Blogger: Bill Pray
Earlier this week, Kara Swisher from All Things Digital broke the news that VMware may buy Zimbra from Yahoo! (Exclusive: VMware Likely to Buy Zimbra From Yahoo). I blogged my thoughts on possible buyers for Zimbra from the communications and collaboration market last September when rumors started circulating that Yahoo! was shopping Zimbra. VMware was not on the list.
It would be an interesting move by VMware to move up the stack. There are some synergies that might be beneficial to VMware. For example, if you ask enterprise IT admins who have virtualized Exchange what hypervisor technology they used, the answer will be almost always be VMware. And Zimbra is touted as an Exchange server replacement.
So, VMware’s pitch might be: “Hey, you are already using us to virtualize your e-mail servers to gain a better ROI for your messaging environment, how about replacing that e-mail server with a less expensive alternative that will work even better with our virtualization technology? Oh, by the way, your users won’t notice a thing because our e-mail server works just like the one your replacing.”
However, what about software-as-a-service e-mail? The anticipated direction that most thought Yahoo! would take Zimbra was to turn it into an enterprise-class SaaS e-mail / collaboration offering that leveraged Yahoo!’s substantial infrastructure assets.
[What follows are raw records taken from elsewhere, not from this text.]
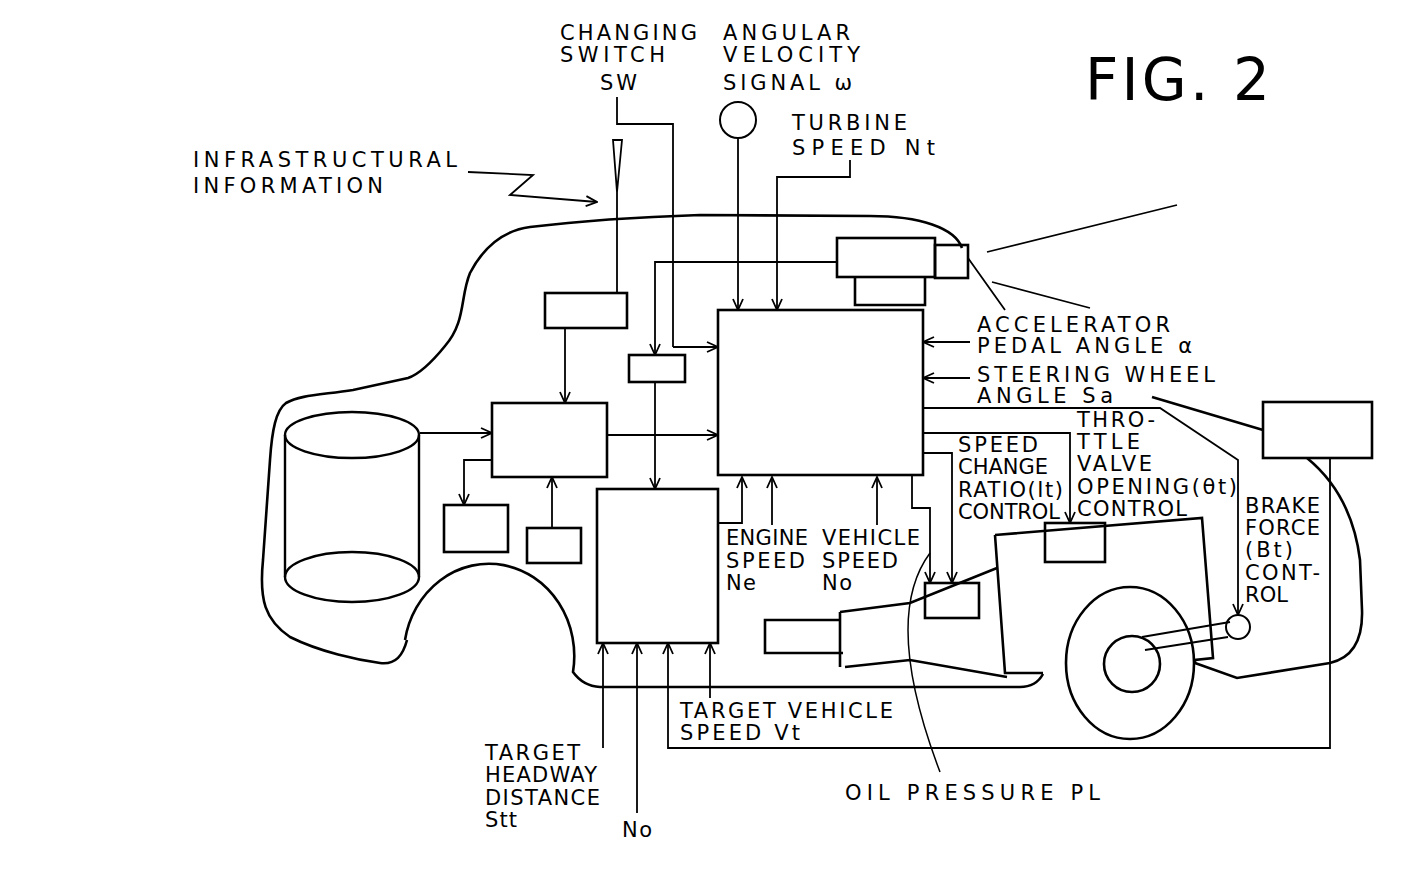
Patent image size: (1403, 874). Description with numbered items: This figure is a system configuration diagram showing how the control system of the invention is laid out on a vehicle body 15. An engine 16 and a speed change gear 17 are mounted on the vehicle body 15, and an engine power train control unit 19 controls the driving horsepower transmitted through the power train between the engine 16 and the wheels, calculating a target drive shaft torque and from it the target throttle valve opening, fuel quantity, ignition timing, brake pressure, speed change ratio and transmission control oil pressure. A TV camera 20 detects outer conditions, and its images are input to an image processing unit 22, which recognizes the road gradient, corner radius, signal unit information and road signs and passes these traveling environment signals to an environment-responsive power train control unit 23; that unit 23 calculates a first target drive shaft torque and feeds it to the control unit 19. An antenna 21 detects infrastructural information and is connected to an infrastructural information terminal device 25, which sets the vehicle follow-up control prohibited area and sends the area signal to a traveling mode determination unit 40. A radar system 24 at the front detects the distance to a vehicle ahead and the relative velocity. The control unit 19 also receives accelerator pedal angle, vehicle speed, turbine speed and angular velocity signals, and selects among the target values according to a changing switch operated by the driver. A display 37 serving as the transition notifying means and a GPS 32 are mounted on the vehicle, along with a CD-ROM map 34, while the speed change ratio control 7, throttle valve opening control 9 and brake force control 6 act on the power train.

The vehicle body 15 is at (417, 390).
The CD-ROM map database 34 is at (352, 430).
The traveling mode determination unit 40 is at (530, 403).
The display 37 is at (457, 513).
The GPS 32 is at (557, 563).
The infrastructural information terminal device 25 is at (590, 293).
The antenna 21 is at (610, 158).
The image processing unit 22 is at (629, 366).
The environment-responsive power train control unit 23 is at (963, 631).
The engine power train control unit 19 is at (923, 323).
The TV camera 20 is at (912, 238).
The radar system 24 is at (1320, 402).
The speed change ratio control actuator 7 is at (960, 583).
The throttle valve opening control actuator 9 is at (1055, 562).
The speed change gear 17 is at (953, 650).
The engine 16 is at (1048, 663).
The brake actuator 6 is at (1238, 645).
While VMware certainly could also take Zimbra this direction (and would have to given the steam that is building behind enterprise-class SaaS e-mail), it might already be too late. Cisco, Google, IBM, and Microsoft are well down the path to building out the infrastructure and services to economies of scale that deliver lower price points and profitability. In fact, the price war is in full swing, as evidenced by last fall's activities from IBM’s price for LotusLive iNotes, to Cisco's price for WebEx Mail, and Microsoft’s lowering of BPOS prices. VMware would have to play catch-up in a market that is moving fast – a potentially expensive bet that might not pay off given the caliber of the competition.
The other option is that VMware can continue to white-label Zimbra, as Yahoo! is doing, to third-party hosting providers. While this will continue to work for awhile, the price war will eventually make it very difficult for any third-party hosting provider to compete in a market that Cisco, Google, IBM, and Microsoft are carving up with their economies of scale.
For an on-premise e-mail server play, a Zimbra acquisition by VMware has some interesting possibilities. But for enterprise SaaS e-mail, VMware might be too late to the game.